¹ University of Graz Universitätspl. 3, 8010 Graz, Austria
² Department of Physics, University of Helsinki, P.O. Box 64, 00014, Helsinki, Finland
³ Columbia Astrophysics Laboratory, Columbia University, 538 West 120th Street, New York, NY 10027, USA

^⋆ Corresponding author: daniel.milosic@uni-graz.at

Received: 20 November 2024
Accepted: 30 May 2025

Abstract

Context. Corotating interaction regions (CIRs) and their respective high-speed solar wind streams (HSSs) are one of the main drivers of geomagnetic storms. Studying the formation and evolution of CIRs is crucial for enhancing our understanding of the structuring of interplanetary space on a broad scale. Ultimately, this will lead to an improvement of solar wind models and forecasting of space weather conditions around Earth and other planets.

Aims. We aim to investigate the structure of CIRs in their early stages and explain their evolution throughout the inner heliosphere. We analyzed the radial and temporal evolution of the longitudinal extent of two distinct HSSs and the stream interaction regions (SIRs) they form in the inner heliosphere, associated with the “smiley coronal holes” on 26 October 2022.

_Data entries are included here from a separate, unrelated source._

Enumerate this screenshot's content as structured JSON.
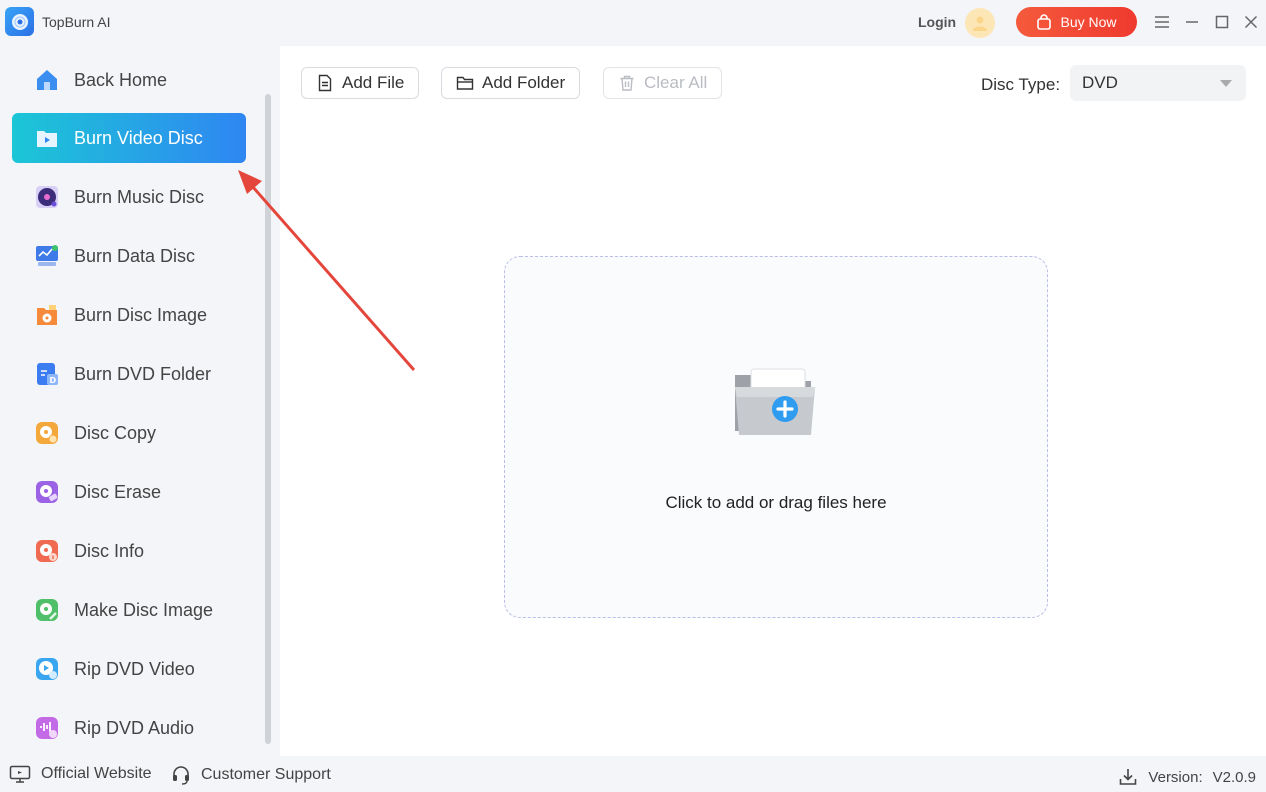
{
  "app": {
    "title": "TopBurn AI"
  },
  "header": {
    "login_label": "Login",
    "buy_label": "Buy Now"
  },
  "sidebar": {
    "items": [
      {
        "label": "Back Home",
        "icon": "home-icon",
        "color": "#3a8ef0"
      },
      {
        "label": "Burn Video Disc",
        "icon": "video-disc-icon",
        "color": "#ffffff",
        "active": true
      },
      {
        "label": "Burn Music Disc",
        "icon": "music-disc-icon",
        "color": "#6b4fd8"
      },
      {
        "label": "Burn Data Disc",
        "icon": "data-disc-icon",
        "color": "#3f7be8"
      },
      {
        "label": "Burn Disc Image",
        "icon": "disc-image-icon",
        "color": "#f58a3a"
      },
      {
        "label": "Burn DVD Folder",
        "icon": "dvd-folder-icon",
        "color": "#3b7df0"
      },
      {
        "label": "Disc Copy",
        "icon": "disc-copy-icon",
        "color": "#f4a73a"
      },
      {
        "label": "Disc Erase",
        "icon": "disc-erase-icon",
        "color": "#9b62e6"
      },
      {
        "label": "Disc Info",
        "icon": "disc-info-icon",
        "color": "#f06a52"
      },
      {
        "label": "Make Disc Image",
        "icon": "make-disc-image-icon",
        "color": "#4fbf6a"
      },
      {
        "label": "Rip DVD Video",
        "icon": "rip-video-icon",
        "color": "#3aa6f0"
      },
      {
        "label": "Rip DVD Audio",
        "icon": "rip-audio-icon",
        "color": "#c36ae6"
      }
    ]
  },
  "toolbar": {
    "add_file": "Add File",
    "add_folder": "Add Folder",
    "clear_all": "Clear All",
    "disc_type_label": "Disc Type:",
    "disc_type_value": "DVD"
  },
  "dropzone": {
    "text": "Click to add or drag files here"
  },
  "footer": {
    "official_website": "Official Website",
    "customer_support": "Customer Support",
    "version_label": "Version:",
    "version_value": "V2.0.9"
  }
}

Methods. We developed a scheme for the identification of different CIR regions. Applying that new method on Parker Solar Probe, Solar Orbiter, STEREO-A, and ACE in situ data, we identified three different regions of CIRs: perturbed slow wind, perturbed fast wind, and unperturbed fast wind. Measuring the longitudinal extent of these regions in a corotating reference frame, we exploited an advantageous spacecraft constellation to infer information about the radial and temporal evolution of the CIRs/SIRs. We compared the observed structures with three different solar wind modeling approaches.

Results. We identified two HSSs emanating from a source region close to two coronal holes. The first HSS, as observed at a radial distance of approximately 0.32 AU, formed a clear CIR with the surrounding slow wind. The second HSS, trailing behind the first HSS, has not formed an SIR before 0.35 AU, but has developed an SIR before 0.76 AU. The longitudinal extent of the individual structures, i.e., CIRs, SIRs and HSSs, changes over distance. The evolution of the CIR shows a very steep spiral curvature of up to 73±0.1 deg/AU. Comparisons to models showed that the apparent curvature of the CIR in the ecliptic plane is strongly underestimated.

Conclusions. Our current models cannot explain the observed behavior of the CIRs and HSSs in this study. The reasons might be a temporal evolution of the source coronal holes and the associated solar wind structures, an inaccurate modeling of the three-dimensional shape of the solar wind structures, or propagational effects such as deflections at the heliospheric current sheet. More analysis of multi-spacecraft in situ data is needed to gain information about the three-dimensional structure and temporal evolution of CIRs.